News from the Top

The Evolution of a BID


Place management is an ever-evolving profession. Recently, this topic has become a common theme for research, education, and in-depth discussion. Just last week, I provided some thoughts at the Downtowns Atlantic Canada annual conference on this very theme.

In recent years, the topic of BID 2.0 has been raised time and again as the demand for services beyond traditional clean and safe, placemaking, or marketing and communications continues to increase. I would argue that we have long exceeded 2.0 and, more importantly, continue to develop place management 4.0 or even 5.0.

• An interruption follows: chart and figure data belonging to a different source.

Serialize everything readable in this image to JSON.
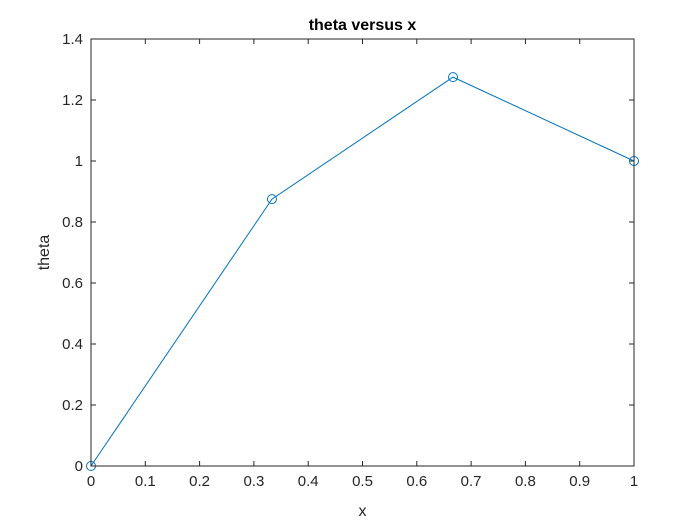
{
  "chart_data": {
    "type": "line",
    "title": "theta versus x",
    "xlabel": "x",
    "ylabel": "theta",
    "xlim": [
      0,
      1
    ],
    "ylim": [
      0,
      1.4
    ],
    "xticks": [
      0,
      0.1,
      0.2,
      0.3,
      0.4,
      0.5,
      0.6,
      0.7,
      0.8,
      0.9,
      1
    ],
    "xtick_labels": [
      "0",
      "0.1",
      "0.2",
      "0.3",
      "0.4",
      "0.5",
      "0.6",
      "0.7",
      "0.8",
      "0.9",
      "1"
    ],
    "yticks": [
      0,
      0.2,
      0.4,
      0.6,
      0.8,
      1,
      1.2,
      1.4
    ],
    "ytick_labels": [
      "0",
      "0.2",
      "0.4",
      "0.6",
      "0.8",
      "1",
      "1.2",
      "1.4"
    ],
    "grid": false,
    "marker": "open-circle",
    "series": [
      {
        "x": [
          0,
          0.3333,
          0.6667,
          1
        ],
        "y": [
          0,
          0.875,
          1.275,
          1.0
        ],
        "color": "#0072BD"
      }
    ]
  }
}
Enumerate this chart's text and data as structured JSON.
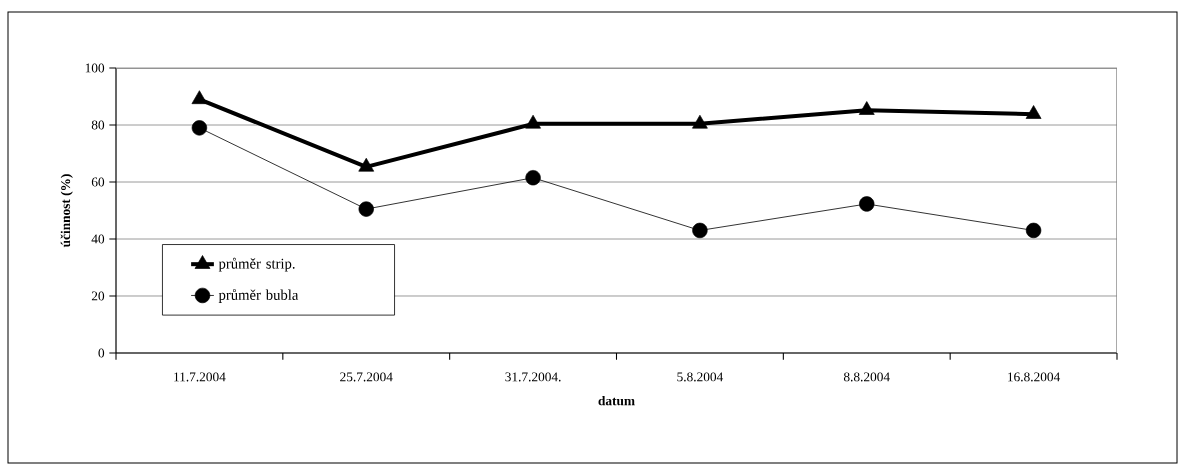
{
  "chart_data": {
    "type": "line",
    "xlabel": "datum",
    "ylabel": "účinnost (%)",
    "categories": [
      "11.7.2004",
      "25.7.2004",
      "31.7.2004.",
      "5.8.2004",
      "8.8.2004",
      "16.8.2004"
    ],
    "series": [
      {
        "name": "průměr strip.",
        "color": "#000000",
        "marker": "triangle",
        "values": [
          89,
          65.3,
          80.4,
          80.4,
          85.2,
          83.8
        ]
      },
      {
        "name": "průměr bubla",
        "color": "#000000",
        "marker": "circle",
        "values": [
          79,
          50.5,
          61.5,
          43,
          52.3,
          43
        ]
      }
    ],
    "ylim": [
      0,
      100
    ],
    "yticks": [
      0,
      20,
      40,
      60,
      80,
      100
    ],
    "grid": "y",
    "legend": "bottom left",
    "line_style": "solid"
  }
}
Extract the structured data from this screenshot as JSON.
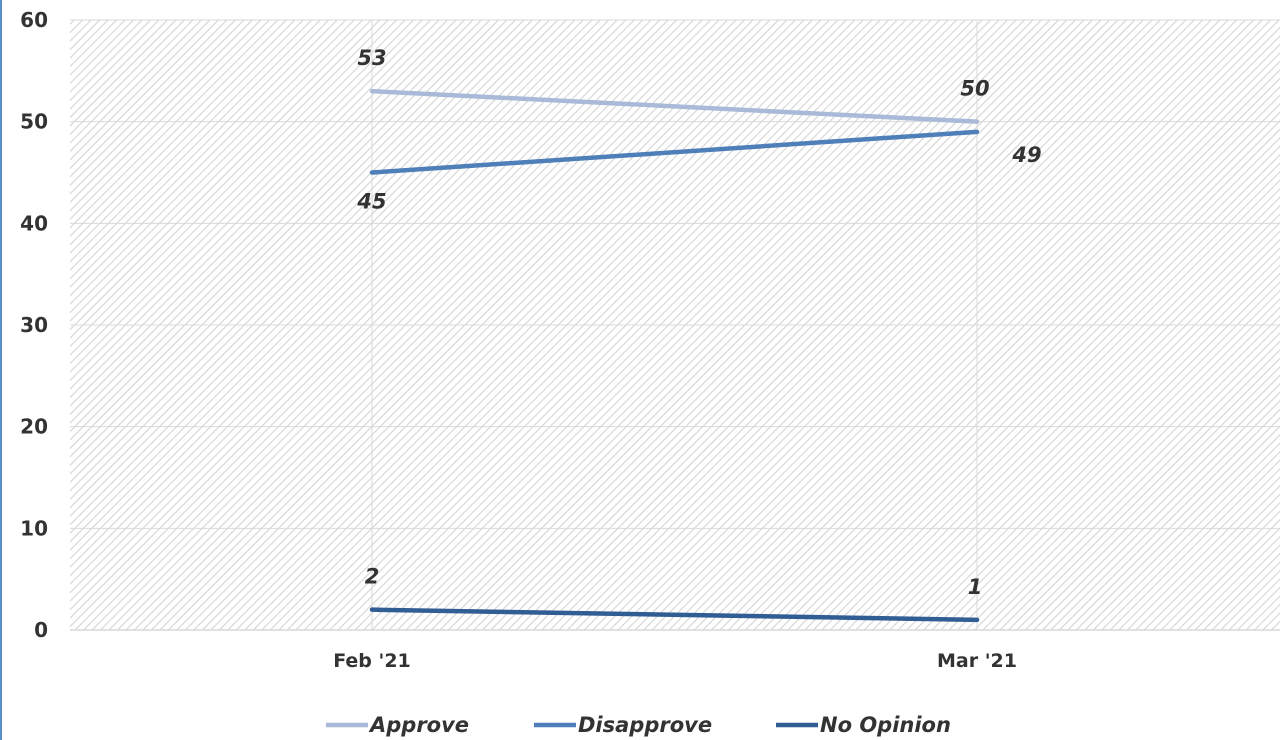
{
  "chart_data": {
    "type": "line",
    "categories": [
      "Feb '21",
      "Mar '21"
    ],
    "ylim": [
      0,
      60
    ],
    "yticks": [
      0,
      10,
      20,
      30,
      40,
      50,
      60
    ],
    "grid": true,
    "legend_position": "bottom",
    "series": [
      {
        "name": "Approve",
        "values": [
          53,
          50
        ],
        "color": "#a9bad9"
      },
      {
        "name": "Disapprove",
        "values": [
          45,
          49
        ],
        "color": "#4f7fb9"
      },
      {
        "name": "No Opinion",
        "values": [
          2,
          1
        ],
        "color": "#2f5d94"
      }
    ],
    "data_labels": [
      [
        "53",
        "50"
      ],
      [
        "45",
        "49"
      ],
      [
        "2",
        "1"
      ]
    ]
  }
}
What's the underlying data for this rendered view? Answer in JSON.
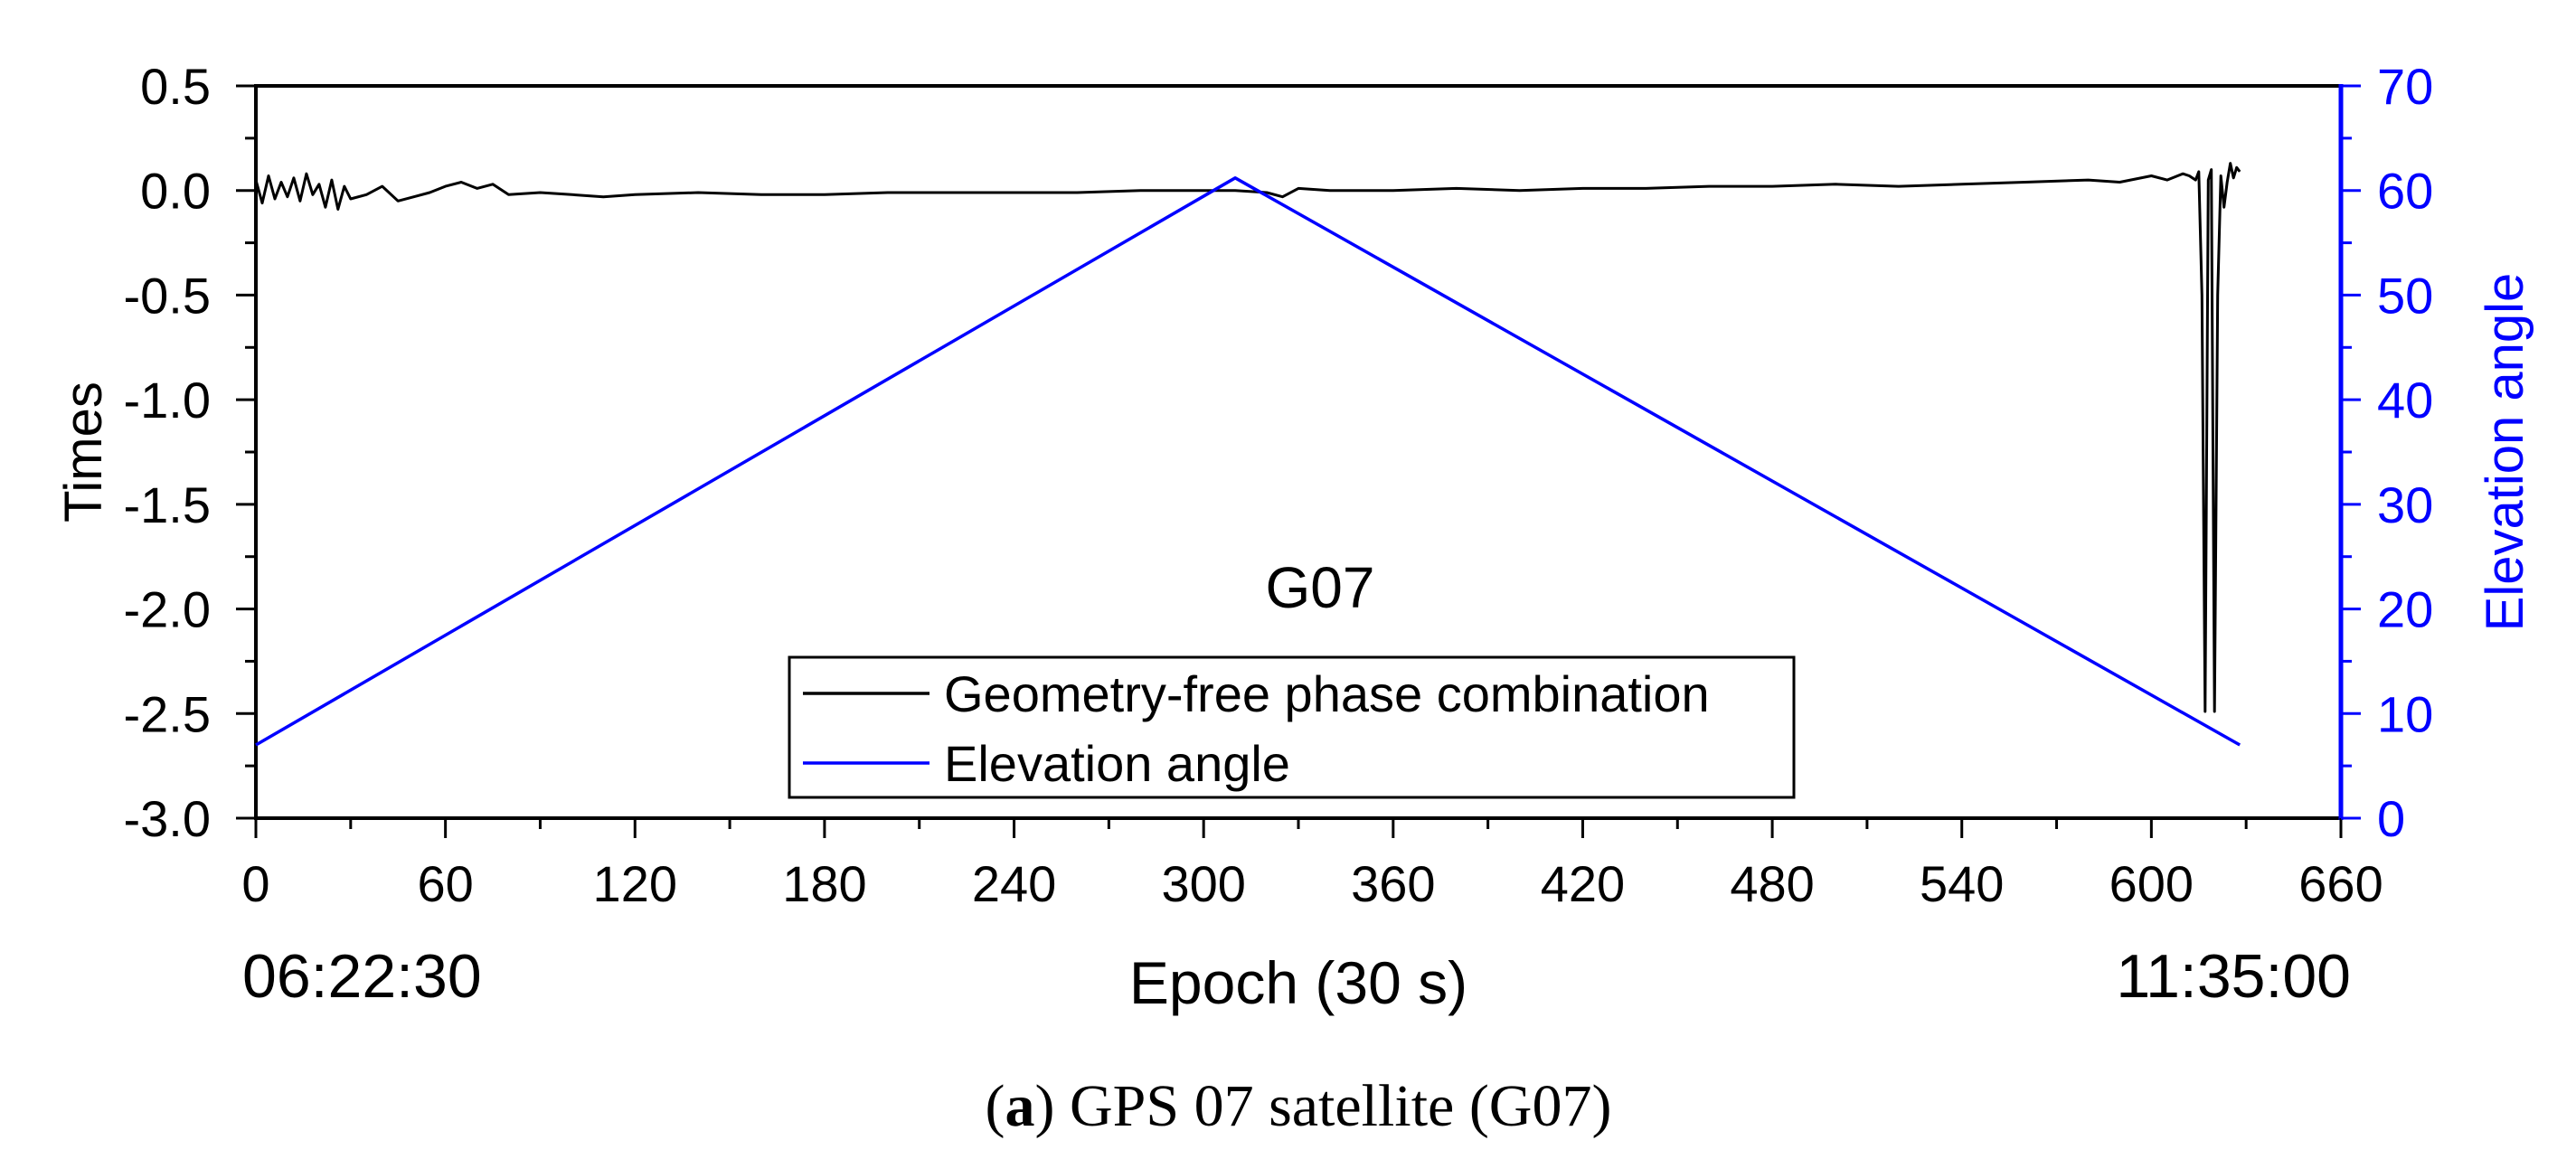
{
  "figure_caption": {
    "label": "a",
    "text": " GPS 07 satellite (G07)"
  },
  "chart_data": {
    "type": "line",
    "title": "G07",
    "xlabel": "Epoch (30 s)",
    "ylabel": "Times",
    "y2label": "Elevation angle",
    "xlim": [
      0,
      660
    ],
    "ylim": [
      -3.0,
      0.5
    ],
    "y2lim": [
      0,
      70
    ],
    "x_ticks": [
      "0",
      "60",
      "120",
      "180",
      "240",
      "300",
      "360",
      "420",
      "480",
      "540",
      "600",
      "660"
    ],
    "y_ticks": [
      "0.5",
      "0.0",
      "-0.5",
      "-1.0",
      "-1.5",
      "-2.0",
      "-2.5",
      "-3.0"
    ],
    "y2_ticks": [
      "70",
      "60",
      "50",
      "40",
      "30",
      "20",
      "10",
      "0"
    ],
    "time_start": "06:22:30",
    "time_end": "11:35:00",
    "grid": false,
    "legend_position": "bottom-center",
    "colors": {
      "gf": "#000000",
      "elevation": "#0000ff",
      "right_axis": "#0000ff"
    },
    "series": [
      {
        "name": "Geometry-free phase combination",
        "axis": "left",
        "color": "#000000",
        "x": [
          0,
          2,
          4,
          6,
          8,
          10,
          12,
          14,
          16,
          18,
          20,
          22,
          24,
          26,
          28,
          30,
          35,
          40,
          45,
          50,
          55,
          60,
          65,
          70,
          75,
          80,
          90,
          100,
          110,
          120,
          140,
          160,
          180,
          200,
          220,
          240,
          260,
          280,
          300,
          310,
          320,
          325,
          330,
          340,
          360,
          380,
          400,
          420,
          440,
          460,
          480,
          500,
          520,
          540,
          560,
          580,
          590,
          600,
          605,
          610,
          612,
          614,
          615,
          616,
          617,
          618,
          619,
          620,
          621,
          622,
          623,
          624,
          625,
          626,
          627,
          628
        ],
        "y": [
          0.05,
          -0.06,
          0.07,
          -0.04,
          0.04,
          -0.03,
          0.06,
          -0.05,
          0.08,
          -0.02,
          0.03,
          -0.08,
          0.05,
          -0.09,
          0.02,
          -0.04,
          -0.02,
          0.02,
          -0.05,
          -0.03,
          -0.01,
          0.02,
          0.04,
          0.01,
          0.03,
          -0.02,
          -0.01,
          -0.02,
          -0.03,
          -0.02,
          -0.01,
          -0.02,
          -0.02,
          -0.01,
          -0.01,
          -0.01,
          -0.01,
          0.0,
          0.0,
          0.0,
          -0.01,
          -0.03,
          0.01,
          0.0,
          0.0,
          0.01,
          0.0,
          0.01,
          0.01,
          0.02,
          0.02,
          0.03,
          0.02,
          0.03,
          0.04,
          0.05,
          0.04,
          0.07,
          0.05,
          0.08,
          0.07,
          0.05,
          0.09,
          -0.5,
          -2.49,
          0.05,
          0.1,
          -2.49,
          -0.5,
          0.07,
          -0.08,
          0.04,
          0.13,
          0.06,
          0.11,
          0.09
        ]
      },
      {
        "name": "Elevation angle",
        "axis": "right",
        "color": "#0000ff",
        "x": [
          0,
          310,
          628
        ],
        "y": [
          7.0,
          61.2,
          7.0
        ]
      }
    ]
  }
}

Many of the leading organizations within the IDA membership, such as Denver, Philadelphia, Houston and others, evolved over time into a variety of entities housed within a singular organization. In addition to the clean and safe programs as part of a BID, these other organizations included a membership, organization, and events entity, a redevelopment entity, and others. Throughout the recent decades, organizations like Downtown Wichita evolved from a traditional downtown entity to become the Wichita Partnership with jurisdiction over the quality of downtown space in addition to focusing on economic development for the entire city – jobs and talent. Alternatively, in places like Cincinnati, Ohio, 3CDC started as a redevelopment agency and, more recently, took on the responsibility of managing the downtown area.  All of this to say many IDA member organizations have evolved and continue to do so in response to the needs of the community.

There are many examples of how place management organizations have evolved over the past 20 to 30 years. Yet they have always strived towards a singular goal of creating complete and successful urban places.

As we now find ourselves in the post-pandemic rebuilding phase, traditional bids and place management organizations face questions of how to overcome the next era of city building. What will be the ongoing role of IDA member organizations in response to challenges throughout the public realm, such as mental health or substance abuse and addiction? To what extent do IDA members lean into the housing crisis impacting many of our communities? How will our organizations address both the real and perceived public safety concerns? What will be the innovative alternatives to storefront economies? It is clear these questions will be raised to IDA member organizations, and they will need to determine an intentional response that may include strategically evolving the nature of the organization.

I believe these are the challenges we will face in the years ahead; these are the conversations we will have in our community of practitioners at regional conferences, at the World Town Leadership Summit in July, and most certainly this fall in Chicago at the IDA Annual Conference & Marketplace.